Wenn Kohlhaas dann – nach dem blutigen Tod seiner Frau – zur rebellischen Tat schreitet, zerschlägt er mit seinen Knechten das Bretterpodest und lässt säckeweise Papierschnitzel als metaphorische Asche ins Publikum flattern. Das Innere des Bretterpodests wird von der eingeäscherten Burg des Betrügers zu Kohlhaas´ kalter Behausung. Gleißendes Neonlicht stellt ihn einerseits an den Pranger und zeigt durch seine Kälte die Isolation des ehemals in der Gemeinschaft geborgenen Bürgers.

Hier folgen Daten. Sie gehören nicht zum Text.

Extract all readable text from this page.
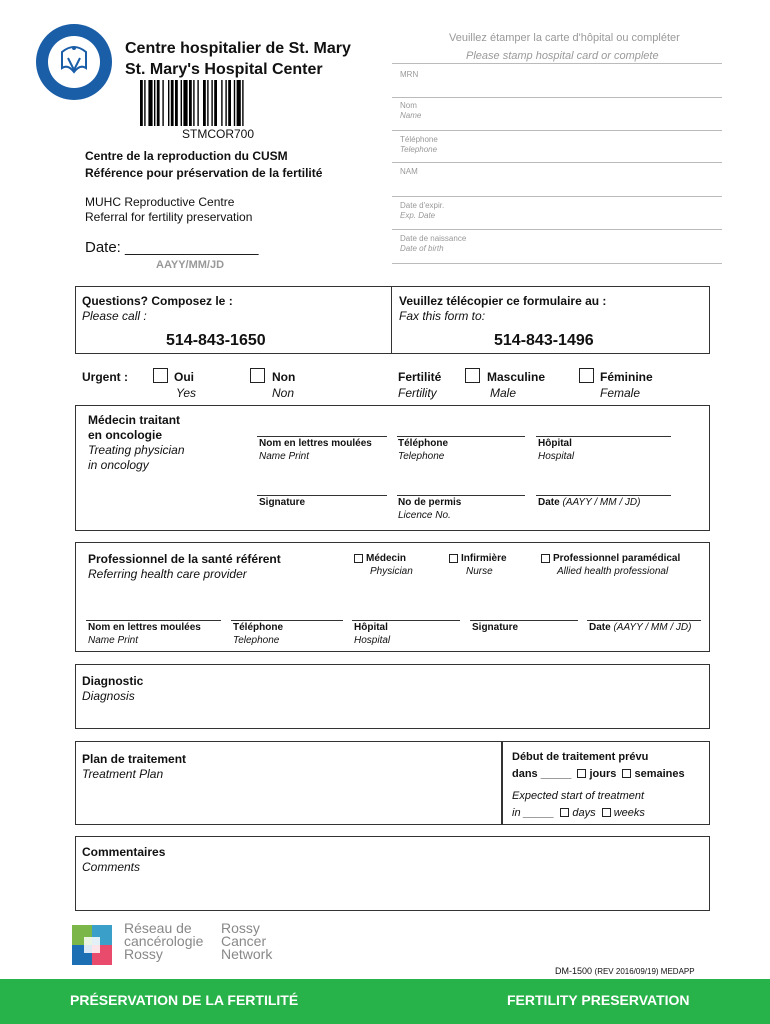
Centre hospitalier de St. Mary
St. Mary's Hospital Center
STMCOR700
Veuillez étamper la carte d'hôpital ou compléter
Please stamp hospital card or complete
MRN
Nom
Name
Téléphone
Telephone
NAM
Date d'expir.
Exp. Date
Date de naissance
Date of birth
Centre de la reproduction du CUSM
Référence pour préservation de la fertilité
MUHC Reproductive Centre
Referral for fertility preservation
Date: ________________
AAYY/MM/JD
Questions? Composez le :
Please call :
514-843-1650
Veuillez télécopier ce formulaire au :
Fax this form to:
514-843-1496
Urgent :	Oui
Yes
Non
Non
Fertilité
Fertility
Masculine
Male
Féminine
Female
Médecin traitant
en oncologie
Treating physician
in oncology
Nom en lettres moulées
Name Print
Téléphone
Telephone
Hôpital
Hospital
Signature	No de permis
Licence No.
Date (AAYY / MM / JD)
Professionnel de la santé référent
Referring health care provider
Médecin
Physician
Infirmière
Nurse
Professionnel paramédical
Allied health professional
Nom en lettres moulées
Name Print
Téléphone
Telephone
Hôpital
Hospital
Signature	Date (AAYY / MM / JD)
Diagnostic
Diagnosis
Plan de traitement
Treatment Plan
Début de traitement prévu
dans _____ jours semaines
Expected start of treatment
in _____ days weeks
Commentaires
Comments
Réseau de
cancérologie
Rossy
Rossy
Cancer
Network
DM-1500 (REV 2016/09/19) MEDAPP
PRÉSERVATION DE LA FERTILITÉ	FERTILITY PRESERVATION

Da kann und will auch Martin Luther nicht mehr helfen. Während Kohlhaas – gegen freies Geleit! – in dem kalten Podest der Isolation auf den Prozess gegen den betrügerischen Junker in Dresden weilt, nageln die Mitspieler es Brett für Brett wieder zu und verwandeln es erst in ein Gefängnis, dann in ein Schaffott. Der Rest ist Schweigen.
Das Landestheater hat hier eine sehr dichte Bühnenversion der Kleistschen Novelle inszeniert und die entscheidenden, durchaus ambivalenten Aspekte scharf herausgearbeitet. Die vier Darsteller agieren mit viel Engagement und der bei diesem Stück notwendigen Kompromisslosigkeit.